Basic Concepts of Robot control

Robot Control System Task
The task of a robot control system is to execute the planned sequence of motions and forces in the presence of unforseen errors.

Errors can arise from:
– inaccuracies in the model of the robot,
– tolerances in the workpiece,
– static friction in joints,
– mechanical compliance in linkages,
– electrical noise on transducer signals, and
– limitations in the precision of computation.

Controlled Variables
In both Cartesian and joint spaces, we require precise control of: Position, Velocity, Force and Torque.

Robot Control Techniques

Open Loop Control (Nonservo Control)
No Feedback! Basic control suitable for systems with simple loads,
Tight speed control is not required, no position or rate-of-change sensors, on each axis, there is a fixed mechanical stop to set the endpoint of the robot, its called “stop-to-stop” or “pick-and-place” systems.

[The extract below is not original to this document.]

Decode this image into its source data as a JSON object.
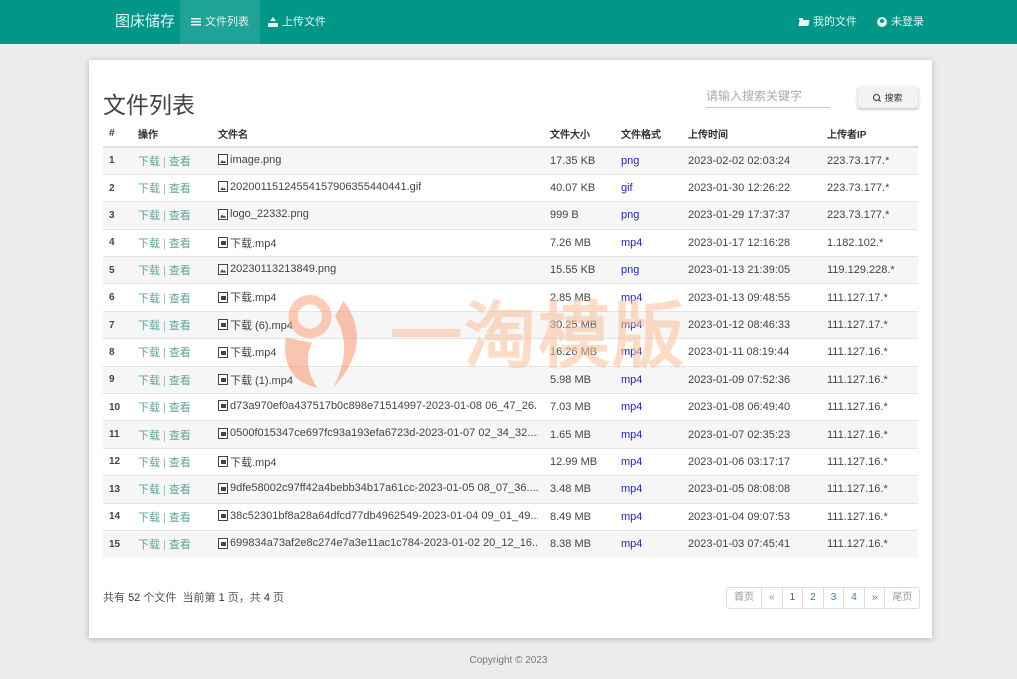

The desired change in a parameter is calculated (joint angles), The actuator energy needed to achieve that change is determined, and the amount of energy is applied to the actuator. If the model is correct and there are no disturbances, the desired change is achieved.

Feedback Control Loop
Determine rotor position and/or speed from one or more sensors. Position of robot arm is monitored by a position sensor, power to the actuator is altered so that the movement of the arm conforms to the
desired path in terms of direction and/or velocity. Errors in positioning are corrected.

Feedforward Control
It is a control, where a model is used to predict how much action to take, or the amount of energy to use. It is used to predict actuator settings for processes where feedback signals are delayed and in processes where the dynamic effects of disturbances must be reduced.

Adaptive Control
This control uses feedback to update the model of the process based upon the results of previous actions. The measurements of the results of previous actions are used to adapt the process model to correct for changes in the process and errors in the model. This type of adaption corrects for errors in the model due to long-term variations in the environment but it cannot correct for dynamic changes caused by local disturbances.